12 Mar BPC Action Supports the BATTLE for Servicemembers Act
BPC Action commends Reps. Stephanie Murphy (D-FL) and Jack Bergman (R-MI) for introducing legislation in the House, the BATTLE for Servicemembers Act (H.R. 4954), that would better prepare our nation’s military heroes for the transition to civilian life.
The bill will require the Department of Defense to ensure that all eligible servicemembers participate in training under the Transition Assistance Program that is tailored to their specific personal and professional goals. These could include attending school, learning a trade, or starting a small business. This legislation is designed to substantially increase the current 15 percent participation rate in such programs.
How did this pragmatic, bipartisan effort come about? Through good old-fashioned talking with one another.
Bergman and Murphy came together through a program by the Bipartisan Policy Center: The American Congressional Exchange Program. BPC established this new and original approach to building better relationships and bipartisanship in Congress. The recent legislation by Bergman and Murphy demonstrate it is already bearing fruit.
The very first exchange happened in January, when Bergman visited with Murphy in her home district in the Orlando area. Over the weekend, the pair spent time visiting Murphy’s constituents including stopping by a farmer’s market, the local VA Medical Center, the University of Central Florida, area businesses, a Naval Support facility, and an advisory board of local veterans.
From such seeds of cooperation, trust and confidence can grow and spread to debate in broader and more challenging policy arenas in Congress. That is the fundamental principle behind the American Congressional Exchange program (ACE).
Paradoxically in this digital and social media age, personal relationships and firsthand experiences are as important as ever when it comes to effective legislating.
We qualify the noun “reality” with the adjective “virtual” for a reason: there is still no substitute for actually “being there,” seeing with our own eyes, and interacting face-to-face.
When members of Congress get to know one another not simply as political adversaries but as individuals who also care deeply for our country’s future and are responding to their constituent’s concerns, they tend to discover there is room for common ground.
When members of Congress get to know one another not simply as political adversaries but as individuals who also care deeply for our country’s future and are responding to their constituent’s concerns, they tend to discover there is room for common ground. Unfortunately, in recent years, opportunities for these encounters between the two parties have become few and far between.
This lack of interaction was identified as a significant factor behind the current congressional dysfunction by BPC’s Commission on Political Reform—which issued a series of recommendations in 2014 for improving the functionality of Congress.
ACE is a response to this troubling trend. House members participating in the program spend a couple of days with a colleague from the opposite party in that member’s home district. Consequently, they can develop trust by listening to one another and understanding what motivates each other, which is a critical step toward collaboration on issues of importance to Americans of all political stripes.
The power of the program was evident from the very beginning. On the evening of Bergman’s arrival, the two members with very different backgrounds and voting records literally broke bread together over a three-hour dinner. The conversation was overwhelmingly focused on one thing: the concept of service in the best interests of the nation.
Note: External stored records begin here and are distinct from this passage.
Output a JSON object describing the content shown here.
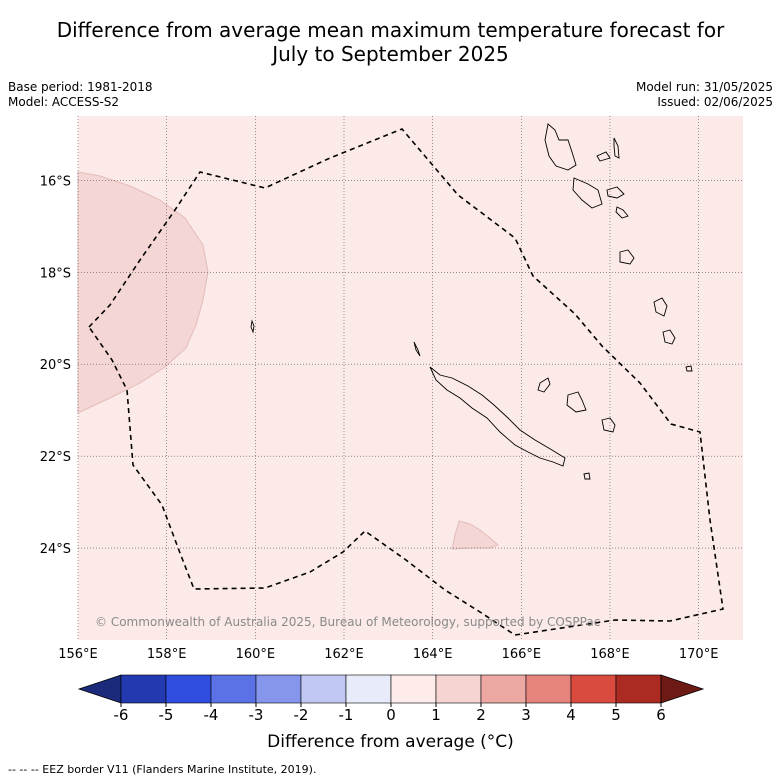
{
  "title_line1": "Difference from average mean maximum temperature forecast for",
  "title_line2": "July to September 2025",
  "base_period": "Base period: 1981-2018",
  "model": "Model: ACCESS-S2",
  "model_run": "Model run: 31/05/2025",
  "issued": "Issued: 02/06/2025",
  "copyright": "© Commonwealth of Australia 2025, Bureau of Meteorology, supported by COSPPac",
  "map": {
    "lon_range": [
      156,
      171
    ],
    "lat_range": [
      -26.0,
      -14.6
    ],
    "lon_ticks": [
      "156°E",
      "158°E",
      "160°E",
      "162°E",
      "164°E",
      "166°E",
      "168°E",
      "170°E"
    ],
    "lat_ticks": [
      "16°S",
      "18°S",
      "20°S",
      "22°S",
      "24°S"
    ],
    "lon_tick_values": [
      156,
      158,
      160,
      162,
      164,
      166,
      168,
      170
    ],
    "lat_tick_values": [
      -16,
      -18,
      -20,
      -22,
      -24
    ],
    "base_fill_color": "#fbeae8",
    "anomaly_patch_color": "#f4d6d5",
    "background_anomaly_class": "0 to 1",
    "patch_anomaly_class": "1 to 2"
  },
  "colorbar": {
    "title": "Difference from average (°C)",
    "tick_labels": [
      "-6",
      "-5",
      "-4",
      "-3",
      "-2",
      "-1",
      "0",
      "1",
      "2",
      "3",
      "4",
      "5",
      "6"
    ],
    "colors": [
      "#1b2a7a",
      "#2239b0",
      "#2f4ee0",
      "#5a72e6",
      "#8596ec",
      "#c0c8f3",
      "#e8ebf9",
      "#fdece9",
      "#f5d4d2",
      "#eda8a4",
      "#e6837d",
      "#d94a3f",
      "#ab2b22",
      "#6e1a14"
    ]
  },
  "legend_footnote": "-- -- -- EEZ border V11 (Flanders Marine Institute, 2019)."
}
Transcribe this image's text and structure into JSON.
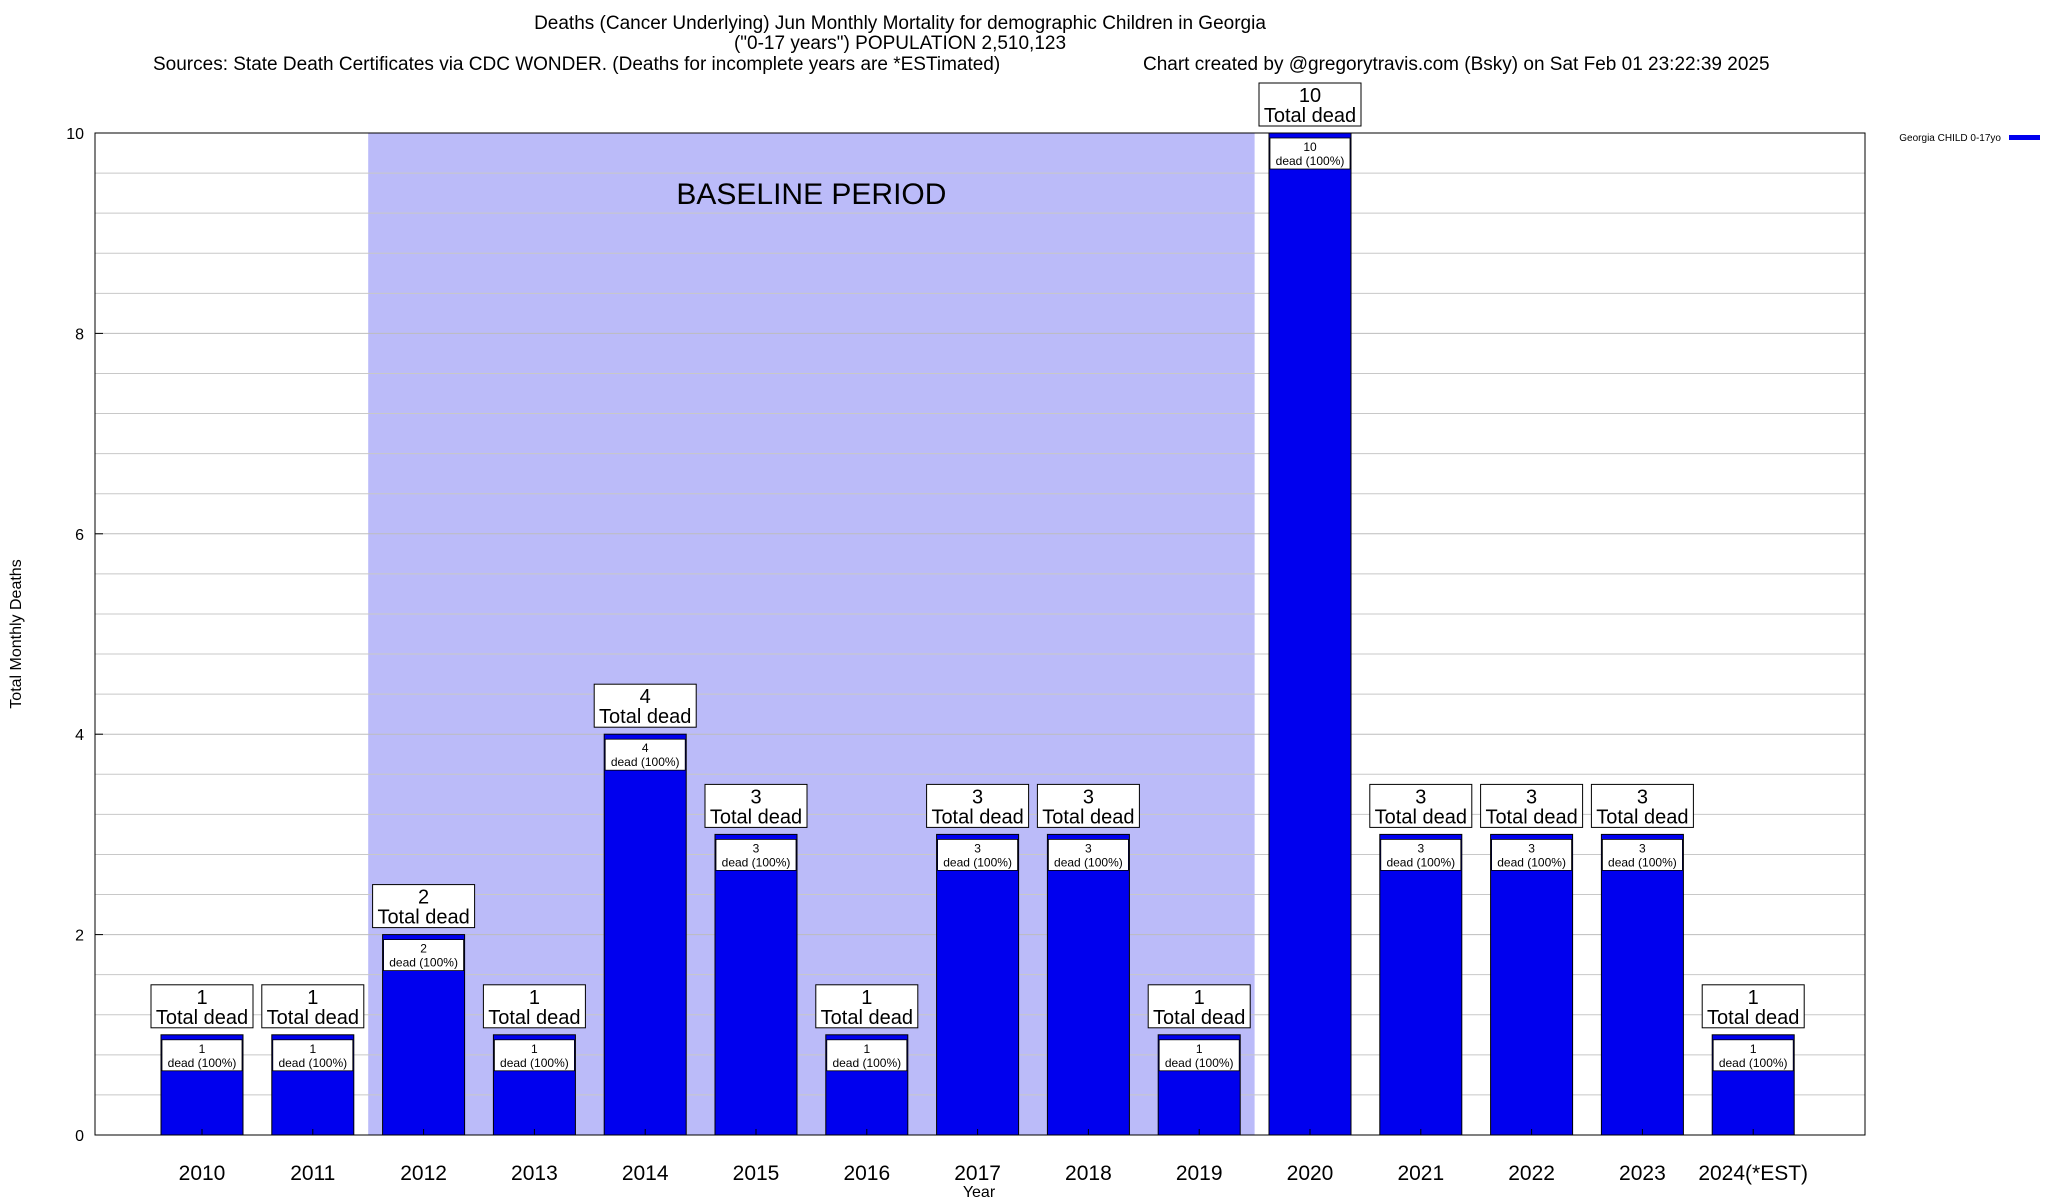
{
  "header": {
    "title_line1": "Deaths (Cancer Underlying) Jun Monthly Mortality for demographic Children in Georgia",
    "title_line2": "(\"0-17 years\") POPULATION 2,510,123",
    "sources": "Sources: State Death Certificates via CDC WONDER. (Deaths for incomplete years are *ESTimated)",
    "credit": "Chart created by @gregorytravis.com (Bsky) on Sat Feb 01 23:22:39 2025"
  },
  "chart_data": {
    "type": "bar",
    "xlabel": "Year",
    "ylabel": "Total Monthly Deaths",
    "ylim": [
      0,
      10
    ],
    "yticks": [
      0,
      2,
      4,
      6,
      8,
      10
    ],
    "grid": true,
    "legend_position": "top-right",
    "categories": [
      "2010",
      "2011",
      "2012",
      "2013",
      "2014",
      "2015",
      "2016",
      "2017",
      "2018",
      "2019",
      "2020",
      "2021",
      "2022",
      "2023",
      "2024(*EST)"
    ],
    "series": [
      {
        "name": "Georgia CHILD 0-17yo",
        "values": [
          1,
          1,
          2,
          1,
          4,
          3,
          1,
          3,
          3,
          1,
          10,
          3,
          3,
          3,
          1
        ],
        "color": "#0000ee"
      }
    ],
    "total_label": "Total dead",
    "inner_label": "dead (100%)",
    "baseline": {
      "label": "BASELINE PERIOD",
      "from": "2012",
      "to": "2019",
      "color": "#bbbbf9"
    }
  }
}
Both had served in national security capacities—Bergman as a Three Star General in the Marine Corps, and Murphy as a national security specialist in the Office of the U.S. Secretary of Defense—and they share a mutual sense of duty to country. Throughout the visit, they recognized and acknowledged the differing views of their respective constituencies and the divergent approaches they bring to the legislative table. However, discussions would invariably return to the critical importance of collaboration whenever possible for the sake of the country.
Developing friendships and bipartisan goodwill can—and does—help to advance policy and legislation.
As Murphy commented, “The personal interaction time is incredibly valuable. We discovered that while our districts are very different, we have a common connection back to the Vietnam War even though we are of different generations. I think when you establish those personal connections, it becomes easier to work together.” In fact, Murphy specifically cited the ACE visit in her floor statement introducing the BATTLE Act.
Bergman observed that, “In any issue we are dealing with at the congressional level, that comparison and contrasting helps us take…435 unique and valid viewpoints and put them in a position where wise decisions can be made for the country.”
The bottom line is developing friendships and bipartisan goodwill can—and does—help to advance policy and legislation. The first ACE trip is already proof.